Sample size calculation: For an effect size of 0.4, alpha 0.05, and 90% power:

  • 133 patients per group, 266 total

Randomization: 200 patients across 3 arms with 2:1:1 allocation:

  • Arm A (treatment): 100 patients
  • Arm B (active comparator): 50 patients
  • Arm C (placebo): 50 patients

Stratification ensures balanced enrollment across age groups (18-40, 41-65, 65+).

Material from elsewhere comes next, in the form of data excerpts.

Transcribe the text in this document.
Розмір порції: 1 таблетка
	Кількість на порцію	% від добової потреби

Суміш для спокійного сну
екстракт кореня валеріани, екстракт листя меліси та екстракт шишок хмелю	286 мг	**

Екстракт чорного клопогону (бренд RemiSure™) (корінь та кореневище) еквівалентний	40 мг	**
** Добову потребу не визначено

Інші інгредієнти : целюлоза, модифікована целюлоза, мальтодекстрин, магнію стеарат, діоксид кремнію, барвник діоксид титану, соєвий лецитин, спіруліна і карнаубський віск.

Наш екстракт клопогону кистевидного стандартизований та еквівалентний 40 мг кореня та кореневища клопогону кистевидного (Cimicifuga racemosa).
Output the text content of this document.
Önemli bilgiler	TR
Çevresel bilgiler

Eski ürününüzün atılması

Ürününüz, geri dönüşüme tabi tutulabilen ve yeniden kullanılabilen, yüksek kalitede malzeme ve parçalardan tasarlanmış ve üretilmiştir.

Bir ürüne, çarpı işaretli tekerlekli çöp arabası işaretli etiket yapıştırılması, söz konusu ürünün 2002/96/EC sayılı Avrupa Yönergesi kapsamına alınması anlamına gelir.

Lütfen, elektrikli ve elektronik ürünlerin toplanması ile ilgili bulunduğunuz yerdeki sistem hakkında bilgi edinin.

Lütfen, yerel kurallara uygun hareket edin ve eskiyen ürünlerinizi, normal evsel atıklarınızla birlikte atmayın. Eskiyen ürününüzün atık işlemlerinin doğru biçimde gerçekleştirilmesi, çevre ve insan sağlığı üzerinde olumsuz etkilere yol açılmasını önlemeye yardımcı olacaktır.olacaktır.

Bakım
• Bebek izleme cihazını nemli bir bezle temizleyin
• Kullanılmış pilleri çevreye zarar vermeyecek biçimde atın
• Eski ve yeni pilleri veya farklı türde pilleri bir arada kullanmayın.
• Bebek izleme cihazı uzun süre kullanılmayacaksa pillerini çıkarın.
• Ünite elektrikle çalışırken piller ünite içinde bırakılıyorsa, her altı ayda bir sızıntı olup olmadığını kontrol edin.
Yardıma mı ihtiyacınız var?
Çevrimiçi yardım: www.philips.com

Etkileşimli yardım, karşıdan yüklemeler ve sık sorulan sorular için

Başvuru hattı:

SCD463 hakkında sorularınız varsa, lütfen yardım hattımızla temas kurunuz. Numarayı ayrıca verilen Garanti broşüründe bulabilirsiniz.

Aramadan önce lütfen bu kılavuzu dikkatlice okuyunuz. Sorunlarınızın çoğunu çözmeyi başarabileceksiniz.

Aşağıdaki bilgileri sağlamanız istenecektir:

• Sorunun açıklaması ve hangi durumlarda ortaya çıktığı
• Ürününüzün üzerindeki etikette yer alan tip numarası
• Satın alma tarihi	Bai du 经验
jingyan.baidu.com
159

Step 11: De-identify and Finalize

Prepare data for regulatory submission:

    med.research.deidentify(p);

alert "Drug screening pipeline complete" severity: info;
alert "3 compounds screened, 2 targets queried" severity: info;
alert "Clinical trial: 200 patients, 3 arms, stratified" severity: info;
}

De-identification uses the Safe Harbor method: names are SHA-256 hashed, ages over 89 become "90+", timestamps are fuzzed.


Running the Protocol

moiss run drug_discovery.moiss -v

The protocol generates 25 library calls across 4 modules:

▸ Library Calls (25)
────────────────────────────────────────────────────
◈ med.chem - 15 calls
◈ med.pk - 6 calls
◈ med.research - 4 calls

Output Summary

▸ Clinical Alerts
────────────────────────────────────────────────────
ℹ️ [INFO] Drug screening pipeline complete
ℹ️ [INFO] 3 compounds screened, 2 targets queried
ℹ️ [INFO] Clinical trial: 200 patients, 3 arms, stratified

Complete Source Code

The full source is at examples/drug_discovery.moiss in the repository.